New article by Anna Milioni entitled “Relating to Each Other as Free and as Equals: Beyond the Egalitarian Justification of Democracy”, published in Res Publica. This article earned her the 2024 Res Publica Postgraduate Essay Prize.

Congratulations Anna!

Summary

Why is it important to live in a democratic state? A common response pictures democracy as an ideal of equal freedom: in a democratic state, individuals are free to determine under which rules they want to live. However, Niko Kolodny recently argued that freedom-based justifications of the democratic state are implausible. These justifications, characterised by Kolodny as Kantian-Republican, appeal to an ideal of non-domination which is self-defeating: far from being free from domination, individuals who live under the democratic state are dominated by the state itself. As the democratic state cannot be justified on the grounds of freedom, Kolodny defends a justification solely on the grounds of equality. This paper vindicates freedom as a ground of the democratic state. First, I summarise Kolodny’s critique, as well as his alternative, egalitarian justification. Then, I highlight the cost of justifying democracy only on egalitarian grounds: the egalitarian justification cannot justify important elements of democracy, nor can it defend democracy over other egalitarian regimes.

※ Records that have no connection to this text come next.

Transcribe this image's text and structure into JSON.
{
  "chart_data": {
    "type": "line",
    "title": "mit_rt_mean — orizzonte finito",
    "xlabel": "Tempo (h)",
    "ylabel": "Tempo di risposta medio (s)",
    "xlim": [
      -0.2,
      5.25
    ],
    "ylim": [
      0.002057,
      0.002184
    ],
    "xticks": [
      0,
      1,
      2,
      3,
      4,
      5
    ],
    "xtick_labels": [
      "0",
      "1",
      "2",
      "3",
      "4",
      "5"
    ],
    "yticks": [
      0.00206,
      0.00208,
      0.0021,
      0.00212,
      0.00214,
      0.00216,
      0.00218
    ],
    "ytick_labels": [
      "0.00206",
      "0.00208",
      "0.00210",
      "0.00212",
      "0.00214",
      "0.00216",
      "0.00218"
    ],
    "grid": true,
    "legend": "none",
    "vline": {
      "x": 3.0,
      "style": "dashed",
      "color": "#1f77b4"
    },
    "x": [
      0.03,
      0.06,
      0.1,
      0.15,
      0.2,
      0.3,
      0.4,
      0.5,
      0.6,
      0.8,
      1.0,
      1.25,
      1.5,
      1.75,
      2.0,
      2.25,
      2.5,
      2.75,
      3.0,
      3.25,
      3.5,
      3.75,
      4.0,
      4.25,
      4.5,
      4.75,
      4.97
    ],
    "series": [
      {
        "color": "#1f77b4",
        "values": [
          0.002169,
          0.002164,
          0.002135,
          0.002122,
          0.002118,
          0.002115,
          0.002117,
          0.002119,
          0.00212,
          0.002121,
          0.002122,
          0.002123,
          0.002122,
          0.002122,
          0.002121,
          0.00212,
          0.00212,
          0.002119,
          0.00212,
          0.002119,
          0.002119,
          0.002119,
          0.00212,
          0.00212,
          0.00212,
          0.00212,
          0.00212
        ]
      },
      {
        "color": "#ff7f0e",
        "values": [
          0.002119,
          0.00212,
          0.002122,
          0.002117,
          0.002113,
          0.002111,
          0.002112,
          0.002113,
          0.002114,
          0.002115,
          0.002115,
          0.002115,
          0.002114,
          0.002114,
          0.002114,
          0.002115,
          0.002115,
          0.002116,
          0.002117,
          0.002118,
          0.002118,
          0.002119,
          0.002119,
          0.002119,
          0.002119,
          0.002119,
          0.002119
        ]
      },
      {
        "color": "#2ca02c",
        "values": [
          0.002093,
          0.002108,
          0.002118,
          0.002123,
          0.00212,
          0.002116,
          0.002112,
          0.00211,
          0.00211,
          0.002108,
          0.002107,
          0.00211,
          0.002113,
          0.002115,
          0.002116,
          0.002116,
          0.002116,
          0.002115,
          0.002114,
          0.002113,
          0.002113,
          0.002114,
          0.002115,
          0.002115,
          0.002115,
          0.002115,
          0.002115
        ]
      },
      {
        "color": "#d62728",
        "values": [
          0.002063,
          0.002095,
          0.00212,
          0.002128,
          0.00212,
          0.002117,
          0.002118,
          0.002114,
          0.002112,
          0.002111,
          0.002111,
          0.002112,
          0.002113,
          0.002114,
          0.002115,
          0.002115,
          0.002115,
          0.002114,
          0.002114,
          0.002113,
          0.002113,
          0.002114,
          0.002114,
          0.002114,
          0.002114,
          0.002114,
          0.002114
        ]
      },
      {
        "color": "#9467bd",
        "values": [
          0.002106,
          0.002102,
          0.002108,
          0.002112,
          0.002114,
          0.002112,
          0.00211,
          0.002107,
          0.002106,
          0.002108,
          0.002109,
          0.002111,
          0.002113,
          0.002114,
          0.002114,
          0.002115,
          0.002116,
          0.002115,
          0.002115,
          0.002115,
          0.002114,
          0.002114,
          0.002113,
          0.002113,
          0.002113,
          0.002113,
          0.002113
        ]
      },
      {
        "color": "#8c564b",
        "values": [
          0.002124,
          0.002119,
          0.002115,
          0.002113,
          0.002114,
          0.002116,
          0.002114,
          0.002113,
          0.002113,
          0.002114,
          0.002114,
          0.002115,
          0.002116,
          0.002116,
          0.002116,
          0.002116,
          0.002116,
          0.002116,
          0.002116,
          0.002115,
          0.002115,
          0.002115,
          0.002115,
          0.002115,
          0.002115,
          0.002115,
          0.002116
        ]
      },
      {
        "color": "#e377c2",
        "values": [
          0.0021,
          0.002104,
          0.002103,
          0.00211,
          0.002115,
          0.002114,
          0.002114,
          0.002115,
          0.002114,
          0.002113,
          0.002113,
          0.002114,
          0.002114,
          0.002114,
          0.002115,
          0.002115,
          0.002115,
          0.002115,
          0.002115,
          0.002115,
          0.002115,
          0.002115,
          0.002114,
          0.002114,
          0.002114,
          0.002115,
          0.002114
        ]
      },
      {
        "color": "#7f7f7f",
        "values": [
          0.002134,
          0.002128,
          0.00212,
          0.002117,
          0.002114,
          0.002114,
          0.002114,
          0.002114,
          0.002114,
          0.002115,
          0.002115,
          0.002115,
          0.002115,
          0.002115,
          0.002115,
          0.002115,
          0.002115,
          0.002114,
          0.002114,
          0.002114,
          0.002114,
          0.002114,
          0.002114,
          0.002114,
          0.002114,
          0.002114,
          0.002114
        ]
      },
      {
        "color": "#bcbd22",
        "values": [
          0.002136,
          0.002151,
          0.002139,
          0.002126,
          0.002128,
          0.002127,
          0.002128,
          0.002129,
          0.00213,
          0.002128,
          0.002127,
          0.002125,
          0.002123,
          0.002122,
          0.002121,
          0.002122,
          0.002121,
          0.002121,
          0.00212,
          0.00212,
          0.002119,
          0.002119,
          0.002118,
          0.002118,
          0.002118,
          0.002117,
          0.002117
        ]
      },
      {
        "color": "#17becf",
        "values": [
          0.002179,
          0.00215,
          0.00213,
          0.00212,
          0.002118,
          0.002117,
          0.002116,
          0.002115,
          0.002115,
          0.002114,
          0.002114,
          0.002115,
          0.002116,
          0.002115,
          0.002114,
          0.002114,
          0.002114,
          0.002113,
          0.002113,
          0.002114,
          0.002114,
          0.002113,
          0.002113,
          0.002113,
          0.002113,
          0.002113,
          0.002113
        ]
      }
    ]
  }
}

I argue that we do not have to bear this cost, as Kolodny’s critique fails to undermine the Kantian strand of the Kantian-Republican justification of democracy. I show that in the Kantian approach, the state plays a necessary role in making non-domination possible, and that the fact that, empirically, it can become a source of domination does not undermine its normative necessity. I also suggest that the subjection of the people to the democratic will of the state does not raise problems for the Kantian approach.